Address: Shakespeare’s Schoolroom & Guildhall, Church Street, Stratford-upon-Avon, Warwickshire, CV37 6HB
3. Shakespeare Walking Tours
Take your time exploring Shakespeare’s hometown in Stratford-upon-Avon by taking your own self-guided tour. GPSmyCity is a downloadable app that turns your mobile or tablet into a personal tour guide. You will be able to follow the built-in GPS navigation to guide you along the tour to the most popular Shakespeare attractions. The Stratford-Upon-Avon Shakespeare Tour takes in seven attractions over a distance of 1.1 km and lasts for about one hour (but of course you can take as little or as much time as you like). The app also works offline, so you don’t need to worry about data while travelling abroad.
4. New Place
Visit the New Place in Stratford-upon-Avon, Shakespeare’s home for the last 19 years of his life, which has become a significant heritage landmark.

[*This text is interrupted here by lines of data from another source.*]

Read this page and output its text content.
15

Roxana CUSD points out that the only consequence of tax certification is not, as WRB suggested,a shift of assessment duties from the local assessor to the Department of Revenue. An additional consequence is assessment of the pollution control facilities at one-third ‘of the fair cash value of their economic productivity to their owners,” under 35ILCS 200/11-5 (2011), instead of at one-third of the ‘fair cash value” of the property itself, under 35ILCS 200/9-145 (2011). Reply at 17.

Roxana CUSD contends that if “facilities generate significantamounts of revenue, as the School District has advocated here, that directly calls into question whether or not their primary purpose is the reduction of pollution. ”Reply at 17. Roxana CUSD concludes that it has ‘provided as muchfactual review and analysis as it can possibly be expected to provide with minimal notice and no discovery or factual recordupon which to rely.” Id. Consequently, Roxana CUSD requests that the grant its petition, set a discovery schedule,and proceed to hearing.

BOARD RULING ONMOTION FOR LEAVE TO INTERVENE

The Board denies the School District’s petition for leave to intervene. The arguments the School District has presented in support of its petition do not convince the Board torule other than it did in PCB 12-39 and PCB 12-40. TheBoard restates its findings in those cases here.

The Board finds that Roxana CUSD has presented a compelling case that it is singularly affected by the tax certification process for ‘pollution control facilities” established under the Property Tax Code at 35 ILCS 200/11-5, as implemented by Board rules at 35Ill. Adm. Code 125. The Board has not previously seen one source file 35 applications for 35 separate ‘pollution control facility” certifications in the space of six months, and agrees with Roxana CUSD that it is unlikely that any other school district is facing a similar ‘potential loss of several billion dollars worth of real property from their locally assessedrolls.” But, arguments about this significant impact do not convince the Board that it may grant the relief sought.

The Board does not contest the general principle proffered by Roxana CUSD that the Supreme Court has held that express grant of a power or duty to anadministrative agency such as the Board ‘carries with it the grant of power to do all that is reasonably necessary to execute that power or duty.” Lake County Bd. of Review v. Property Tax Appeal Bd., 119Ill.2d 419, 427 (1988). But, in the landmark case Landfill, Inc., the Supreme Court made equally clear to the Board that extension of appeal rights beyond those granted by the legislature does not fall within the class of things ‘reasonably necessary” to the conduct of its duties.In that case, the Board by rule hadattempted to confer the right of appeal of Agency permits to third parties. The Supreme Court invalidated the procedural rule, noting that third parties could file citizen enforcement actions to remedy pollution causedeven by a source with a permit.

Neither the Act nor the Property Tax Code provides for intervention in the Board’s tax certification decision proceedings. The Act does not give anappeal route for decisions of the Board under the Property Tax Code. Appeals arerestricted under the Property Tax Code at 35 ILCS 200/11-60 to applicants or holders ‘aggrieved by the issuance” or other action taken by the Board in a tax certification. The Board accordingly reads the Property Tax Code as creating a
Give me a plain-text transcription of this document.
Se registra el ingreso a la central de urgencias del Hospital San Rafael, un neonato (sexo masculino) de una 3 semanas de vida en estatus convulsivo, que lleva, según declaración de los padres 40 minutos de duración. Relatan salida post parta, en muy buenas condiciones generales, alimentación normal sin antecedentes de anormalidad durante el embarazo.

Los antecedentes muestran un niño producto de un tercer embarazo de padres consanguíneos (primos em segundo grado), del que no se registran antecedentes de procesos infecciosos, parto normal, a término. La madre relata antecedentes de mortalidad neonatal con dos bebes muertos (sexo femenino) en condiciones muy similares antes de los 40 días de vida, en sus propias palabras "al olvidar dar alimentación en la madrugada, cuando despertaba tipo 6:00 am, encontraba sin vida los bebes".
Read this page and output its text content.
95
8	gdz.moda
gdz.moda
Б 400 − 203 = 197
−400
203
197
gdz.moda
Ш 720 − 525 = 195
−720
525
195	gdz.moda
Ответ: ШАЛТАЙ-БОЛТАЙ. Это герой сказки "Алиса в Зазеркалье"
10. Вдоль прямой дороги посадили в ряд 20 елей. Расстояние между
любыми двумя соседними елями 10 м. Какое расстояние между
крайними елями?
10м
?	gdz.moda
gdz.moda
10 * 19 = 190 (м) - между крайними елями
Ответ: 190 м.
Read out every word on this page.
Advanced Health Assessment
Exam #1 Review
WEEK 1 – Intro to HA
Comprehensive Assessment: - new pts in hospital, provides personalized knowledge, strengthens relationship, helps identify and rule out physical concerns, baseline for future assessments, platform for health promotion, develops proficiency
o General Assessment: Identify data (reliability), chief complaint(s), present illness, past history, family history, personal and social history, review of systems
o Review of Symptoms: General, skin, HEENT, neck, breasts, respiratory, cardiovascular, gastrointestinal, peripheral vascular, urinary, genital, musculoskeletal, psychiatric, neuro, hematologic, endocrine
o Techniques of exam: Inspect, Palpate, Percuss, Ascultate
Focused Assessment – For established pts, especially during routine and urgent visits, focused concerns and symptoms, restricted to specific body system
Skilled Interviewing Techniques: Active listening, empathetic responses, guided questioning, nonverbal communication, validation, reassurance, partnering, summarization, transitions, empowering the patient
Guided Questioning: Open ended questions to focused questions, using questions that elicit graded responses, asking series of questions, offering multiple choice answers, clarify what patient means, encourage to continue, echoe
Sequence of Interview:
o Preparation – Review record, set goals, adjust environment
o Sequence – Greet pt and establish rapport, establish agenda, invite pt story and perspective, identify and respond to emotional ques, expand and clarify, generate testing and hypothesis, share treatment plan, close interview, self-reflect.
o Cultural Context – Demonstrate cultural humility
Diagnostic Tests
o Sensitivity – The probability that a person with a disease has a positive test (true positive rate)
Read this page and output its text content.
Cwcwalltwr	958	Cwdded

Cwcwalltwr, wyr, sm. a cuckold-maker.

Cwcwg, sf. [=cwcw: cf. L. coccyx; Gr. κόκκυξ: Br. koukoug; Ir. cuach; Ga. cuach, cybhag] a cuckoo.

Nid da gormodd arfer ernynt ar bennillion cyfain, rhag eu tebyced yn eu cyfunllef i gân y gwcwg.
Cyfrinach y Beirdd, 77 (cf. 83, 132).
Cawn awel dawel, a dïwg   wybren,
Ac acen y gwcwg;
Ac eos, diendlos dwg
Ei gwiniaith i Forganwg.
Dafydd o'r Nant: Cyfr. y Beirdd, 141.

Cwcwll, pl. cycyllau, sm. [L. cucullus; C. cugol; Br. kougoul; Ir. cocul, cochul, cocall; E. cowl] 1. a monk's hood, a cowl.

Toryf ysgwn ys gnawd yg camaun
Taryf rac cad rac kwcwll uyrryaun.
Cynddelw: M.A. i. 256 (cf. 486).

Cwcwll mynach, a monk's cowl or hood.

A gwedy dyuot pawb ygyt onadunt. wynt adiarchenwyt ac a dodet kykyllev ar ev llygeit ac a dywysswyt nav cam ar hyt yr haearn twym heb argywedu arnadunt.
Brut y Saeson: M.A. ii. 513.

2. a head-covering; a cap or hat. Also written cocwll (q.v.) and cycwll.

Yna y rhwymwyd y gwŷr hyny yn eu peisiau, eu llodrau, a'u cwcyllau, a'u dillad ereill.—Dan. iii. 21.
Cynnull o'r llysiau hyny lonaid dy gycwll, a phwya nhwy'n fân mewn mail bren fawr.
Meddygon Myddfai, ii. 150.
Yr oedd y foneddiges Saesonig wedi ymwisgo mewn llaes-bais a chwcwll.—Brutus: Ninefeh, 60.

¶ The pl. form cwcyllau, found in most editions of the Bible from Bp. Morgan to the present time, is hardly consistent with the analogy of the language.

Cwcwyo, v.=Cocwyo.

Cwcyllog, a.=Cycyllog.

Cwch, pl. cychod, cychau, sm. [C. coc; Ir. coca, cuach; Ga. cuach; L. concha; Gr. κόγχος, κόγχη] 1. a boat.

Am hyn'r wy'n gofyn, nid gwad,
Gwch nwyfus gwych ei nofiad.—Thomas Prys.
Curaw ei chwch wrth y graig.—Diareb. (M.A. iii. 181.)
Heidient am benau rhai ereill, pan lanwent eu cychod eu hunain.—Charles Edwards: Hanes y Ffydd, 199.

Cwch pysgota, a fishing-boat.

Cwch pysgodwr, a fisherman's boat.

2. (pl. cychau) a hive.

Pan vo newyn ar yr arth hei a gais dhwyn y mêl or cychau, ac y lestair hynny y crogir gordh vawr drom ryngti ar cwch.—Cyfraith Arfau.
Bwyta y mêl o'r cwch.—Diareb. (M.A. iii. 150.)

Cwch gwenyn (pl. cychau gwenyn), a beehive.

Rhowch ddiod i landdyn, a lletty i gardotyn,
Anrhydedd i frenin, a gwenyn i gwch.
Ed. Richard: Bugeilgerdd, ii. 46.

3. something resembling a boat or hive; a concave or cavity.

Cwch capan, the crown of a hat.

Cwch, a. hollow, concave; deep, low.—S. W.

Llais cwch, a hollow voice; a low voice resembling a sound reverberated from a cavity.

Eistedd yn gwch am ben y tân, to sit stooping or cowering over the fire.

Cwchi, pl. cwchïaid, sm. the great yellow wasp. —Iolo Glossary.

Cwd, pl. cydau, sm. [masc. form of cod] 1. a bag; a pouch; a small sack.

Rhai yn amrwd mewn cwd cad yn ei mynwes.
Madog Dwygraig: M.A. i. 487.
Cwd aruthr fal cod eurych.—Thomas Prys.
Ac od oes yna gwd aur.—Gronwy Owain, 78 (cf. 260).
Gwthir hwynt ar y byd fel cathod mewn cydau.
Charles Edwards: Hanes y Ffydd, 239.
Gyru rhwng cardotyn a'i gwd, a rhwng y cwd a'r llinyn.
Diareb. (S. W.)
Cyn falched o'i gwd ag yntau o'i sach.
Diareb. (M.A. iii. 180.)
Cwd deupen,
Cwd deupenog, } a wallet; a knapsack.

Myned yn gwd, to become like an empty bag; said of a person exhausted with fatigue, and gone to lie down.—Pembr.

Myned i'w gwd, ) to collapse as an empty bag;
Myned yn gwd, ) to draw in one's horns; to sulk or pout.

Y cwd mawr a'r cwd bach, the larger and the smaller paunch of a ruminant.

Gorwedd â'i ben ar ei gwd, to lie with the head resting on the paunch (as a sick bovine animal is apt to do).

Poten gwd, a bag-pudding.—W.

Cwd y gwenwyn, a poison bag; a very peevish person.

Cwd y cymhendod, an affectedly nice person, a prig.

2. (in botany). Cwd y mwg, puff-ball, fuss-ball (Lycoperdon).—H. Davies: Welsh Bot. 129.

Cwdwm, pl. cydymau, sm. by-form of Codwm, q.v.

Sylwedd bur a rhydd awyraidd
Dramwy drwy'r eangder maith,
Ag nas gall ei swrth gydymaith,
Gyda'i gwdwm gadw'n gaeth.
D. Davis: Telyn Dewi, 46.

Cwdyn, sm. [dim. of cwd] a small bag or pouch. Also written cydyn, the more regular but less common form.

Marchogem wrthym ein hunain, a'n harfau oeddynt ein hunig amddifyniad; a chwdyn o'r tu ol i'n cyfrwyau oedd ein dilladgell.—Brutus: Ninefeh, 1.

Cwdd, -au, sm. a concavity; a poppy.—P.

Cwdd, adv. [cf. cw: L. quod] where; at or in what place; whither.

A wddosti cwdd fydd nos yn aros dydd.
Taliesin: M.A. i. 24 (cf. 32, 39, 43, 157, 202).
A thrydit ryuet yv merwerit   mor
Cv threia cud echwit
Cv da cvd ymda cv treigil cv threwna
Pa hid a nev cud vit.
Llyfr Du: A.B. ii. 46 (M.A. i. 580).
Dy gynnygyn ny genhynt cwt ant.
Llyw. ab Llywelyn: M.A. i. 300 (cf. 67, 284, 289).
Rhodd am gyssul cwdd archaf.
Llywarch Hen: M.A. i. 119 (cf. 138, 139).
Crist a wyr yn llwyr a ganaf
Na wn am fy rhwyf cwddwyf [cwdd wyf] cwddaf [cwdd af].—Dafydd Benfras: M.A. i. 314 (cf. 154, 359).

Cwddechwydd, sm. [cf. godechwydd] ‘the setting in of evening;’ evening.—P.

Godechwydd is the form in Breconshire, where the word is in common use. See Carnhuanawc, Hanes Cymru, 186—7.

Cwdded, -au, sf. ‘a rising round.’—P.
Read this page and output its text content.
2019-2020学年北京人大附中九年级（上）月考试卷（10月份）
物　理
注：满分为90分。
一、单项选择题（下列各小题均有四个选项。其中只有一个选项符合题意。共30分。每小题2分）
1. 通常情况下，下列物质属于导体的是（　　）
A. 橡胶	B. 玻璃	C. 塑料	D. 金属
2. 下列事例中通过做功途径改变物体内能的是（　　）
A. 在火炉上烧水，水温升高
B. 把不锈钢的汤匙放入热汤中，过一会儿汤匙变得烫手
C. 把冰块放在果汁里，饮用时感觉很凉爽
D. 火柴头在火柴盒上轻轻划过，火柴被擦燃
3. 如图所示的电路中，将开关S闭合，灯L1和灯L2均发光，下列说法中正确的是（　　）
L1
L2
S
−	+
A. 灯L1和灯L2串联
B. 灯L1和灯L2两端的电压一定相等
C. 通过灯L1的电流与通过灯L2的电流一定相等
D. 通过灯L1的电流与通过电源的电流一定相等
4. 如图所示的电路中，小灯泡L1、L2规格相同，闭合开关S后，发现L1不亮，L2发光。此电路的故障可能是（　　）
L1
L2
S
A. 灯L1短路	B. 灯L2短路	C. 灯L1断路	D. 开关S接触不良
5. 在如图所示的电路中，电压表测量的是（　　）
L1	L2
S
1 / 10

Shakespeare wrote 26 of his best-loved plays as owner of New Place, which made it all the more devastating when the building was demolished in 1759 by the then owner, who was ticked off by visiting Shakespeare enthusiasts.
The re-imagined New Place will showcase how Shakespeare lived at the height of his career, as a family man, a homeowner and a successful entrepreneur.
Address: Shakespeare’s New Place, 22 Chapel Street, Stratford-upon-Avon, Warwickshire, CV37 6EP
5. Shakespeare’s Globe
No fan’s visit is complete without a visit to Shakespeare’s Globe theatre, overlooking the River Thames in London’s South Bank.
Housing a modern reconstruction of Shakespeare’s Elizabethan playhouse, the Globe Theatre, here you can see one of the classics performed like theatre-goers did in Shakespeare’s day, standing in the rowdy ‘yard’ in front of the stage.
You can also tour backstage or visit the popular exhibition about Shakespeare’s life and how it intertwined with London.
Address: Shakespeare’s Globe, 21 New Globe Walk, Bankside, London, SE1 9DT
6. Bard-style biking
Cycling-tour expert The Carter Company, offers a ten-night Shakespeare’s Way tour, following a route that the great playwright regularly took himself.
Beginning at Shakespeare’s Globe, where most of his plays were first performed, the itinerary meanders along the River Thames, pedalling through beautiful English countryside of the Cotswolds, passing Hampton Court, Windsor, Oxford (where Shakespeare often rested on this journeys between London and his hometown), Blenheim Palace to Stratford-upon-Avon in the Midlands.
Covering a leisurely 17 – 35 kilometres a day, it’s a gentle ride and it includes accommodation at country hotels and quaint inns along the way.
More information: Starts Fridays from London and finishes Stratford on Avon.